Reisekosten: Ist die Tätigkeitsstätte beim Kunden eine regelmäßige Arbeitsstätte?

Reisekosten dürfen Sie steuerfrei ersetzen. Eine Dienstreise findet aber nur statt, wenn ein Beschäftigter außerhalb seiner regelmäßigen Arbeitsstätte tätig wird. Das ist beispielsweise dann der Fall, wenn er einen Kunden aufsucht. Ob dessen Unternehmenssitz auch dann Ziel einer Dienstreise bleibt, wenn der Beschäftigte ihn über längere Zeit immer wieder aufsucht, hat jetzt der Bundesfinanzhof geklärt.

Im Streitfall war ein Beschäftigter über längere Zeit direkt und ausschließlich bei einem Kunden des Unternehmens tätig. Das Finanzamt stufte den Sitz des Kunden deshalb als regelmäßige Arbeitsstätte ein und erkannte die Fahrten dorthin nicht als Dienstreise an. Es kämen allenfalls Fahrten zwischen Wohnung und Arbeitsstätte in Betracht.

Der Bundesfinanzhof stützte diese Ansicht aber nicht. Der Sitz eines Kunden könne in solchen Fällen nicht regelmäßige Arbeitsstätte sein. Man könne davon ausgehen, dass der Mitarbeiter nicht die Möglichkeit habe, sich auf die für ihn fremde Tätigkeitsstätte einzustellen. Daher blieben die Fahrten zum Kunden Reisekosten (BFH, Urteil vom 9.7.2009, Az.: VI R 21/08).

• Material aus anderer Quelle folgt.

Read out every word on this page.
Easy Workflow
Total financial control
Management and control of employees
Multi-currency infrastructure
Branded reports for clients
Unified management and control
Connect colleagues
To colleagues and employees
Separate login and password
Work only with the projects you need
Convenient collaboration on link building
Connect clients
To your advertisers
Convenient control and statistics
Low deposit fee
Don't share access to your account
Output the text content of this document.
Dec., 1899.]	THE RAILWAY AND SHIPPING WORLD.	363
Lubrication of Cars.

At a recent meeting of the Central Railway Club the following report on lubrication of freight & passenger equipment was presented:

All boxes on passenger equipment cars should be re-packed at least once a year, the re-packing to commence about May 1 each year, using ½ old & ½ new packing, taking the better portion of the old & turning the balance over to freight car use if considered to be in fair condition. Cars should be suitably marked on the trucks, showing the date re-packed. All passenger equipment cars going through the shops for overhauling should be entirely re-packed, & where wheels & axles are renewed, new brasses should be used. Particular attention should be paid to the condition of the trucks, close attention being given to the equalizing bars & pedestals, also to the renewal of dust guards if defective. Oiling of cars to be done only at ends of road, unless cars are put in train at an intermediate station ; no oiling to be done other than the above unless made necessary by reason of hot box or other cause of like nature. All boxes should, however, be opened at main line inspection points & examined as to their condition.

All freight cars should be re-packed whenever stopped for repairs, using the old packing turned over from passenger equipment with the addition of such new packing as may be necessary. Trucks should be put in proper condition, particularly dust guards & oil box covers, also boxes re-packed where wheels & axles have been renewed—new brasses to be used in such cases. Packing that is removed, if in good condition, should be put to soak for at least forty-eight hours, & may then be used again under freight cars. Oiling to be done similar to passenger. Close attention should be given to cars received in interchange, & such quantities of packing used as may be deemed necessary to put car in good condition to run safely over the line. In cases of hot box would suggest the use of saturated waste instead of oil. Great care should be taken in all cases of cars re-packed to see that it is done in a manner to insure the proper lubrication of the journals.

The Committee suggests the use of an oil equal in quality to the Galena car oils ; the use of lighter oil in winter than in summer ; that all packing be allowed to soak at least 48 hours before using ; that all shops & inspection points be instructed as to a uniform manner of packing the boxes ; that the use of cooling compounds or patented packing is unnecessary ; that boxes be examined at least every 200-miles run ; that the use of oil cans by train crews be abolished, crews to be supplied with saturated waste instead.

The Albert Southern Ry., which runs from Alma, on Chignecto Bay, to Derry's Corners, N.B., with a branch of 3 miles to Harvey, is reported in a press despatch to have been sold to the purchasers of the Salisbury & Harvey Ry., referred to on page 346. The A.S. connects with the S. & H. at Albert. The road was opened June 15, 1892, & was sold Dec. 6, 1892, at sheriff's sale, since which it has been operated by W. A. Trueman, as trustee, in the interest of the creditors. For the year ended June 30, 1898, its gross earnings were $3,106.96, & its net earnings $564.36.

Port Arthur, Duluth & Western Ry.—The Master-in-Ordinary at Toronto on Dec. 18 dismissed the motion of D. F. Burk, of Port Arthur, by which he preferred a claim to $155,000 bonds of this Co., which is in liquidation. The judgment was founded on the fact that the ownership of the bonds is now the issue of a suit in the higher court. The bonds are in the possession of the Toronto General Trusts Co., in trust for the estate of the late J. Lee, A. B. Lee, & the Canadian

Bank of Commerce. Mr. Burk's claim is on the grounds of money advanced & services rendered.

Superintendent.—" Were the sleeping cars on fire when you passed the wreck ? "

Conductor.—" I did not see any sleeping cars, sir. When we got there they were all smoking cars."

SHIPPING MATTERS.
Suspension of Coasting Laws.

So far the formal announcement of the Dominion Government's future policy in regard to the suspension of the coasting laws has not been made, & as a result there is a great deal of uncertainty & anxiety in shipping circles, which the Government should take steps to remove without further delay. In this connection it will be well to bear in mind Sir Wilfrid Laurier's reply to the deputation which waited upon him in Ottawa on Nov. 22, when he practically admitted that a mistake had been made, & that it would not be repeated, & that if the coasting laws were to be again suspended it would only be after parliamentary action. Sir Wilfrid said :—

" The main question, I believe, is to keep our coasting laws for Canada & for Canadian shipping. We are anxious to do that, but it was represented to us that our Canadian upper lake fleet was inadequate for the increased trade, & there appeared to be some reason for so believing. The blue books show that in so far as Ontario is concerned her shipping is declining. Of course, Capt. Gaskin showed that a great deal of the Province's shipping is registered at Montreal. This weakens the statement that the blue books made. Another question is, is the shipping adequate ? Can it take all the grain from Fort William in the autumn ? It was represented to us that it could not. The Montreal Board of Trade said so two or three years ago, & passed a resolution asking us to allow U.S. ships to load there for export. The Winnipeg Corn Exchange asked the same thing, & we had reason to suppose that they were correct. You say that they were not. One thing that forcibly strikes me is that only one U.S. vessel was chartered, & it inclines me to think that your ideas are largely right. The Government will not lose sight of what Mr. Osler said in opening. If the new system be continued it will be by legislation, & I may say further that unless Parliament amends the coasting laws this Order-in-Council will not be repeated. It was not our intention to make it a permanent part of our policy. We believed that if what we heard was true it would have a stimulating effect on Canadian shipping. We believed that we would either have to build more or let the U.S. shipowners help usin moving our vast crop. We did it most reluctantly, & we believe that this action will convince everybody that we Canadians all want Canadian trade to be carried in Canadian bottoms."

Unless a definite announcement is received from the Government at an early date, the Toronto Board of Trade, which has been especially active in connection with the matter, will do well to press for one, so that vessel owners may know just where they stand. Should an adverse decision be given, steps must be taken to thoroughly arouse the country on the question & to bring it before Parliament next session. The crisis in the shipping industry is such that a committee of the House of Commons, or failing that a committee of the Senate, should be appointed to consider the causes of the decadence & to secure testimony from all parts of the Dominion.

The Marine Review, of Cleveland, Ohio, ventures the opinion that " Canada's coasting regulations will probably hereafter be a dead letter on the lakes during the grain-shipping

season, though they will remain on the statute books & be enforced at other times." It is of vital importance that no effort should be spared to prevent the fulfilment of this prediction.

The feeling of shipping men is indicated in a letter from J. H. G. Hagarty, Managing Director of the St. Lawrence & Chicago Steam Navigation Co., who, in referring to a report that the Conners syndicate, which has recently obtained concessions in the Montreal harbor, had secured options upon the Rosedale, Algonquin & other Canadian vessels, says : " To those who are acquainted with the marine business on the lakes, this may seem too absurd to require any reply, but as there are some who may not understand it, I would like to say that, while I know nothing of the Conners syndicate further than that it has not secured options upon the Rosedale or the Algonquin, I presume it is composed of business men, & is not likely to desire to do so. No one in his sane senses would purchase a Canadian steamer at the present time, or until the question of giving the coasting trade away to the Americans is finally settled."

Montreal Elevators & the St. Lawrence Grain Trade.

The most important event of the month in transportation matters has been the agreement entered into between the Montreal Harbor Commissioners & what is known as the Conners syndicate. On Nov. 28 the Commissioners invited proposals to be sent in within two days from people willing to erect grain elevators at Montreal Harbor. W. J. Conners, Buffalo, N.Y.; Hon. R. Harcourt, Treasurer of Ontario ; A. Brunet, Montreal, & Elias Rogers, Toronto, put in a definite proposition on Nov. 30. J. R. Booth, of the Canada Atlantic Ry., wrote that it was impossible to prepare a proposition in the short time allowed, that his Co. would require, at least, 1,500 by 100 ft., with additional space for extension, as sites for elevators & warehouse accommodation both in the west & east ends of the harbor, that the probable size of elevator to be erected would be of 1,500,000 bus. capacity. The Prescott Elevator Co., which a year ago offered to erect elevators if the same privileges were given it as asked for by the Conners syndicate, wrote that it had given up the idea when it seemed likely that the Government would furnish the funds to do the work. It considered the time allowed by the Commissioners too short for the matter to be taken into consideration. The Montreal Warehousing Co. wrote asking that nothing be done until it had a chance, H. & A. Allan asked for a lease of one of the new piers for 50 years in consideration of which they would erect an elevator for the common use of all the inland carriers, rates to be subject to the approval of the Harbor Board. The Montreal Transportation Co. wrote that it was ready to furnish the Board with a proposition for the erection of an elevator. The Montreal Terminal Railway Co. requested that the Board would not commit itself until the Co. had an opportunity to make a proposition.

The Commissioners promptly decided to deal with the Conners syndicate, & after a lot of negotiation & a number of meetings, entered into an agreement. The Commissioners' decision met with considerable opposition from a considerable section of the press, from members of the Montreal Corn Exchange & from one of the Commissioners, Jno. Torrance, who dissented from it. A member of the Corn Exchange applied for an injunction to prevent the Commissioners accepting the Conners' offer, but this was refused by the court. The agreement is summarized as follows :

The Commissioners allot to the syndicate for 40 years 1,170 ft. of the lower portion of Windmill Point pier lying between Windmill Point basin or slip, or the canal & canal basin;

Warum Reisekosten günstiger sind

Werden die Fahrten eines Beschäftigten als Fahrten zwischen Wohnung und Arbeitsstätte gewertet, darf er lediglich Werbungskosten in Höhe von 0,30 € pro Tag und Entfernungskilometer geltend machen.

In der entsprechenden Höhe dürfen Sie dem Beschäftigten Fahrtkostenzuschüsse zahlen und diese mit 15 % Lohnsteuerpauschale abrechnen.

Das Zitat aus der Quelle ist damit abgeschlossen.